Na Universidade de Aberystwyth, no País de Gales, um grupo de cientistas liderados por Ross King criaram Adam, um robô capaz de realizar experiências sobre o metabolismo do fermento, reflectir nos resultados dessa experiência e planear o próximo passo na investigação. Foi o primeiro robô a descobrir algo de forma autónoma: novos dados sobre a estrutura genética do fermento. "Nós verificamos, e os resultados estão correctos" afirma Ross King, que acrescenta que os cientistas estão a trabalhar num robô deste género desde os anos 1960. "Quando enviaram os primeiros robôs para Marte, os cientistas sonhavam que estas máquinas poderiam realizar as suas próprias experiencias lá. Após 40 ou 50 anos, temos os meios para isso" disse o cientista, durante uma entrevista.

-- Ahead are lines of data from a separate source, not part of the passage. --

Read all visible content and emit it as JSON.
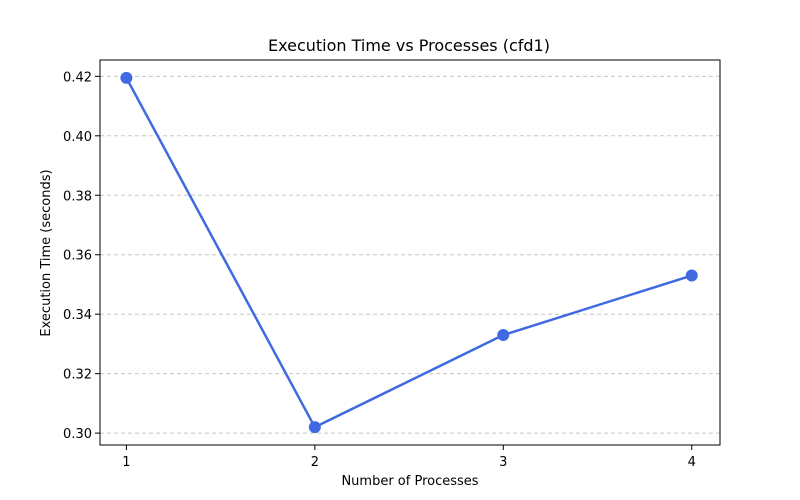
{
  "chart_data": {
    "type": "line",
    "title": "Execution Time vs Processes (cfd1)",
    "xlabel": "Number of Processes",
    "ylabel": "Execution Time (seconds)",
    "x": [
      1,
      2,
      3,
      4
    ],
    "xticks": [
      "1",
      "2",
      "3",
      "4"
    ],
    "yticks": [
      "0.30",
      "0.32",
      "0.34",
      "0.36",
      "0.38",
      "0.40",
      "0.42"
    ],
    "ytick_values": [
      0.3,
      0.32,
      0.34,
      0.36,
      0.38,
      0.4,
      0.42
    ],
    "xlim": [
      0.86,
      4.15
    ],
    "ylim": [
      0.296,
      0.4255
    ],
    "grid": "y-dashed",
    "series": [
      {
        "values": [
          0.4195,
          0.302,
          0.333,
          0.353
        ],
        "color": "#4169E1",
        "marker": "circle"
      }
    ],
    "grid_color": "#c8c8c8"
  }
}
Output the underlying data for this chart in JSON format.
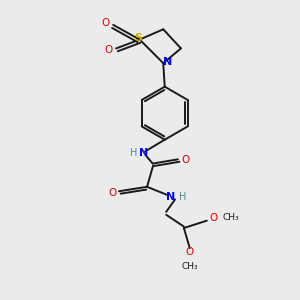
{
  "background_color": "#ebebeb",
  "bond_color": "#1a1a1a",
  "atom_colors": {
    "S": "#ccaa00",
    "N": "#0000ee",
    "O": "#ee0000",
    "H": "#4a9090",
    "C": "#1a1a1a"
  }
}
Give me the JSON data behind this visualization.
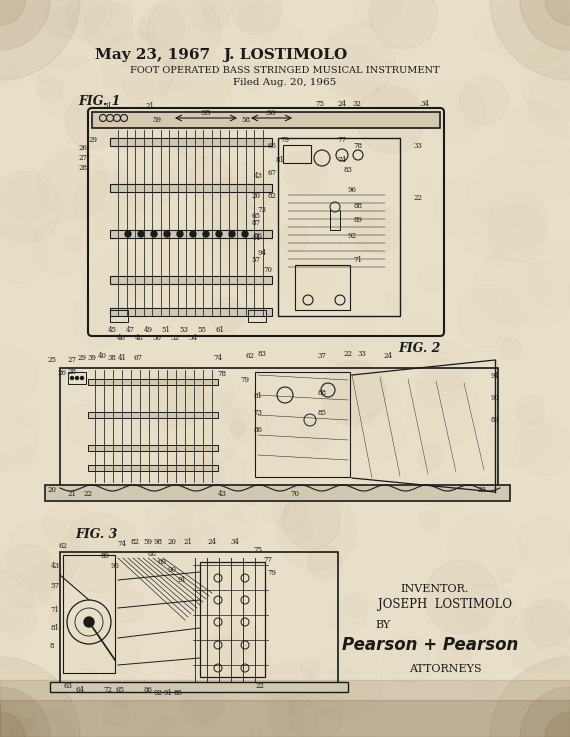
{
  "bg_color": "#e8dfc8",
  "paper_texture": true,
  "title_date": "May 23, 1967",
  "title_name": "J. LOSTIMOLO",
  "title_patent": "FOOT OPERATED BASS STRINGED MUSICAL INSTRUMENT",
  "title_filed": "Filed Aug. 20, 1965",
  "fig1_label": "FIG. 1",
  "fig2_label": "FIG. 2",
  "fig3_label": "FIG. 3",
  "inventor_label": "INVENTOR.",
  "inventor_name": "JOSEPH  LOSTIMOLO",
  "by_label": "BY",
  "attorney_sig": "Pearson + Pearson",
  "attorney_label": "ATTORNEYS",
  "ink_color": "#1a1a1a",
  "fig_width": 570,
  "fig_height": 737
}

O grupo de investigadores anunciou que o seu próximo robô, Eve, seria muito mais inteligente e estaria encarregado de criar novos medicamentos. King acredita que a inteligência artificial será bastante valiosa na procura de tratamentos para doenças tropicais como a malária.

Em Nova Iorque, Hod Lipson e Michael Schmidt da Universidade de Cornell, desenvolveram um robô capaz de entender as leis da física envolvidas no movimento de um pêndulo duplo. Apenas processando os dados, sem nenhuns "conhecimentos" sobre física, o computador foi capaz de decifrar as leis do movimento de Isaac Newton.

Lipson acredita que estes robôs não farão os cientistas humanos obsoletos, apenas serão capazes de fazer o trabalho rotineiro nos laboratórios.

"Actualmente, um dos problemas na ciência é descobrir os princípios subjacentes a áreas onde existem muitos dados" afirmou o cientista numa conferência de imprensa. "Estas máquinas podem acelerar as descobertas dos princípios científicos por detrás dos dados".